リコー のり面モニタリングシステムが国土交通省の「土工構造物点検及び防災点検の支援技術性能カタログ」に掲載

リコー 2023年11月27日発表


 リコーは、リコーののり面モニタリングシステム「Slope Copier」が、11月17日に国土交通省が新たに発行した「土工構造物点検及び防災点検の支援技術性能カタログ」に掲載されたと、11月27日に発表した。

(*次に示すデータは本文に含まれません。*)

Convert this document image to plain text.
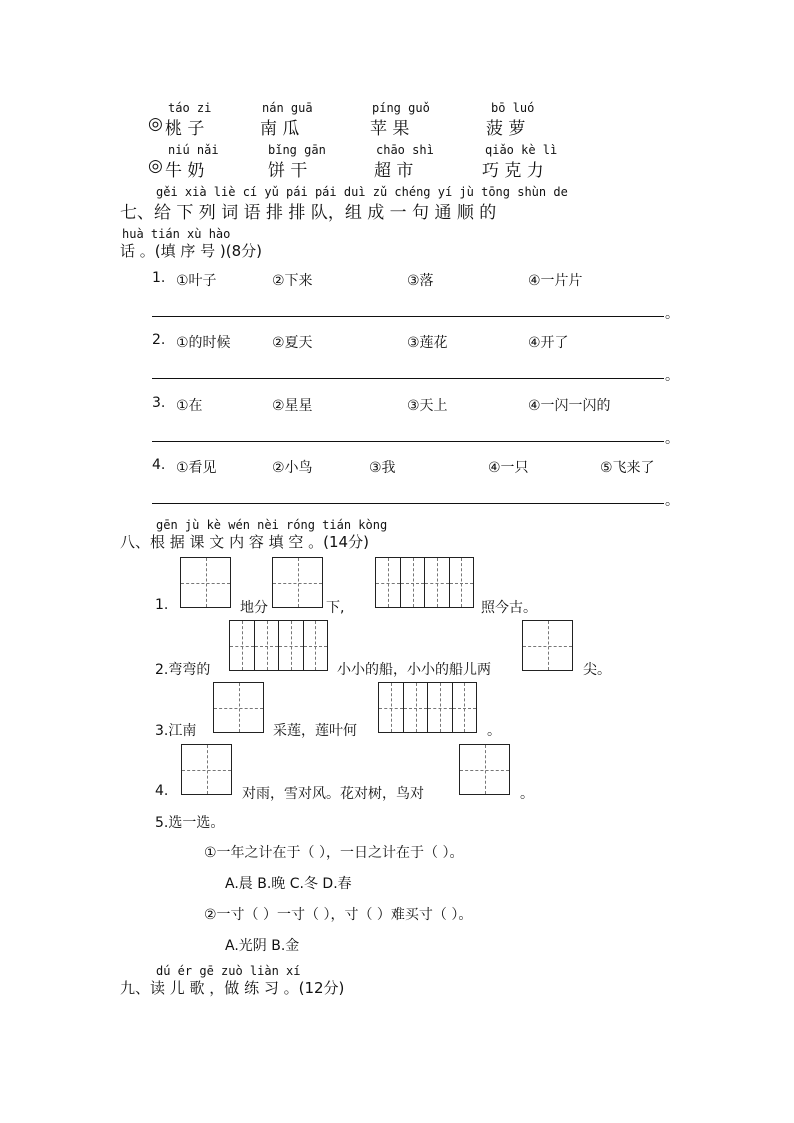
táo zi	nán guā	píng guǒ	bō luó
◎ 桃 子	南 瓜	苹 果	菠 萝
niú nǎi	bǐng gān	chāo shì	qiǎo kè lì
◎ 牛 奶	饼 干	超 市	巧 克 力
gěi xià liè cí yǔ pái pái duì zǔ chéng yí jù tōng shùn de
七、给 下 列 词 语 排 排 队，组 成 一 句 通 顺 的
huà tián xù hào
话 。(填 序 号 )(8分)
1. ①叶子	②下来	③落	④一片片
。
2. ①的时候	②夏天	③莲花	④开了
。
3. ①在	②星星	③天上	④一闪一闪的
。
4. ①看见	②小鸟	③我	④一只	⑤飞来了
。
gēn jù kè wén nèi róng tián kòng
八、根 据 课 文 内 容 填 空 。(14分)
1.	地分	下,	照今古。
2.弯弯的	小小的船，小小的船儿两	尖。
3.江南	采莲，莲叶何	。
4.	对雨，雪对风。花对树，鸟对	。
5.选一选。
①一年之计在于（ ），一日之计在于（ ）。
A.晨 B.晚 C.冬 D.春
②一寸（ ）一寸（ ），寸（ ）难买寸（ ）。
A.光阴 B.金
dú ér gē zuò liàn xí
九、读 儿 歌 ，做 练 习 。(12分)
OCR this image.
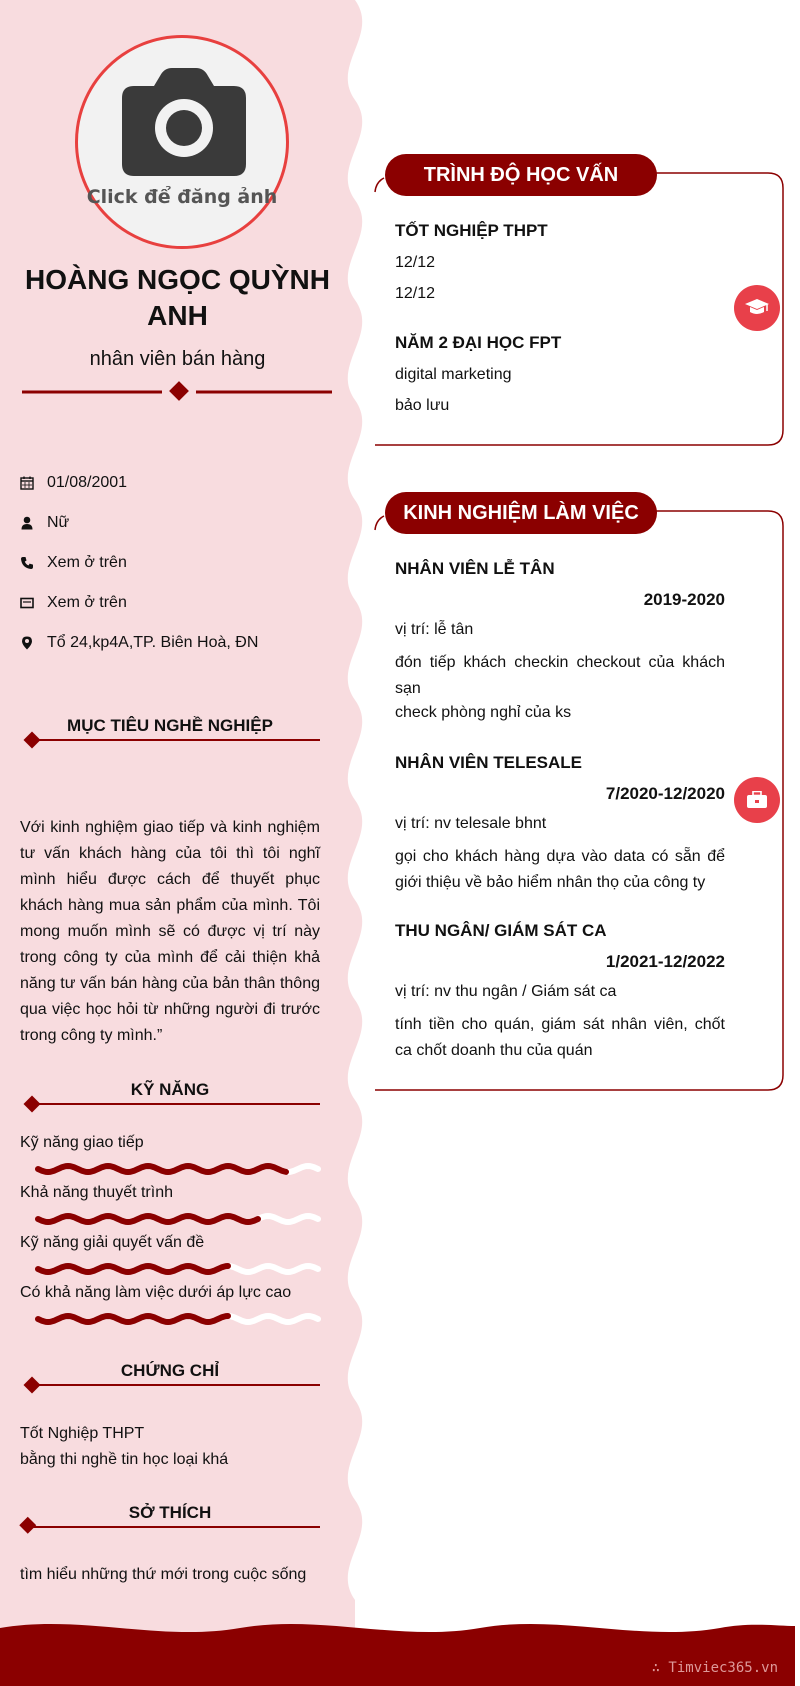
Click để đăng ảnh
HOÀNG NGỌC QUỲNH ANH
nhân viên bán hàng
01/08/2001
Nữ
Xem ở trên
Xem ở trên
Tổ 24,kp4A,TP. Biên Hoà, ĐN
MỤC TIÊU NGHỀ NGHIỆP
Với kinh nghiệm giao tiếp và kinh nghiệm tư vấn khách hàng của tôi thì tôi nghĩ mình hiểu được cách để thuyết phục khách hàng mua sản phẩm của mình. Tôi mong muốn mình sẽ có được vị trí này trong công ty của mình để cải thiện khả năng tư vấn bán hàng của bản thân thông qua việc học hỏi từ những người đi trước trong công ty mình.”
KỸ NĂNG
Kỹ năng giao tiếp
Khả năng thuyết trình
Kỹ năng giải quyết vấn đề
Có khả năng làm việc dưới áp lực cao
CHỨNG CHỈ
Tốt Nghiệp THPT
bằng thi nghề tin học loại khá
SỞ THÍCH
tìm hiểu những thứ mới trong cuộc sống
TRÌNH ĐỘ HỌC VẤN
TỐT NGHIỆP THPT
12/12
12/12
NĂM 2 ĐẠI HỌC FPT
digital marketing
bảo lưu
KINH NGHIỆM LÀM VIỆC
NHÂN VIÊN LỄ TÂN
2019-2020
vị trí: lễ tân
đón tiếp khách checkin checkout của khách sạn
check phòng nghỉ của ks
NHÂN VIÊN TELESALE
7/2020-12/2020
vị trí: nv telesale bhnt
gọi cho khách hàng dựa vào data có sẵn để giới thiệu về bảo hiểm nhân thọ của công ty
THU NGÂN/ GIÁM SÁT CA
1/2021-12/2022
vị trí: nv thu ngân / Giám sát ca
tính tiền cho quán, giám sát nhân viên, chốt ca chốt doanh thu của quán
∴ Timviec365.vn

 国土交通省では、道路構造物の点検の効率化を推進するため、点検に活用可能な技術をとりまとめた「点検支援技術性能カタログ・性能確認シート」を策定している。本カタログは、道路土工構造物の分野で初めての発行で、「Slope Copier」が性能カタログに掲載されたことは、本システムが国土交通省によって性能を確認され、認められた新技術であることを示している。
 リコーは、すでに提供している道路やトンネルの点検サービスにのり面の点検サービスを加えることで、様々な点検用途に応用できる一貫したサービスを展開するとともに、補完技術・サービスを持つ様々なパートナーとの協創をさらに進める事で、より安心安全なまちづくりの実現を目指す。

のり面モニタリングの様子
Slope Copierの構成

 社会インフラの老朽化や自然災害の頻発化・激甚化が進み、インフラの効率的な維持管理が大きな社会課題となっている。特に日本は国土全体の約7割を山地や丘陵が占めており、膨大な数ののり面が全国に広がっているため、その点検には多くの人手と手間がかかっている。近年は、他の道路施設と同様に風化や老朽化が進行し、安全管理が社会課題になっている。また、そのような状況を受け、点検を効率化する民間技術も複数開発されているが、どの技術を選ぶべきかわかりにくくなっている。
 このような背景から、2017年に「道路土工構造物点検要領」が国土交通省から出され、社会インフラであるのり面の維持管理への関心が高まっている。のり面の点検を行う場合、土木技術者が斜面に登り、近接目視での確認を行うが、高所・急斜面などでの作業が必要になる上、のり面の数や面積が膨大なため、多くの人手と手間がかかっていた。

■技術の特徴
(1)高画質な測定システムで広範囲にわたるのり面を一度で測定
 複数のラインセンサーカメラとLiDAR(3次元計測システム)を搭載した測定システムで、高さや幅が広いのり面でも一度に高画質な画像を撮影する。
(2)画像計測による変状抽出
 複数のラインセンサーカメラにより、のり面の全景画像を延長無制限で作成することが可能である。また画像を拡大することで、ひび割れ等の目に見える変状を抽出することができる。
(3)3次元計測によるのり面形状の経時変化追跡
 LiDARで、画像と同時にのり面の3次元形状を記録することで、平面画像からだけではわからない断面の形状も記録が可能である。浮きやはらみ出し(表面が盛り上がってくること)など、のり面の崩壊につながる可能性のある予兆をつかむことができる。
(4)AIによる変状抽出処理
 AIによって自動的に亀裂やはく離、ひび割れなどの変状を抽出することで、劣化状況の全体感をつかむことができる。また、高画質で近景の出力をすることも可能で、細かな確認が必要な場所の様子も詳細に確認できる。さらに、撮影回数を重ねることで変状の経時変化を取得することもできるようになり、効果的な点検計画の立案にも貢献する。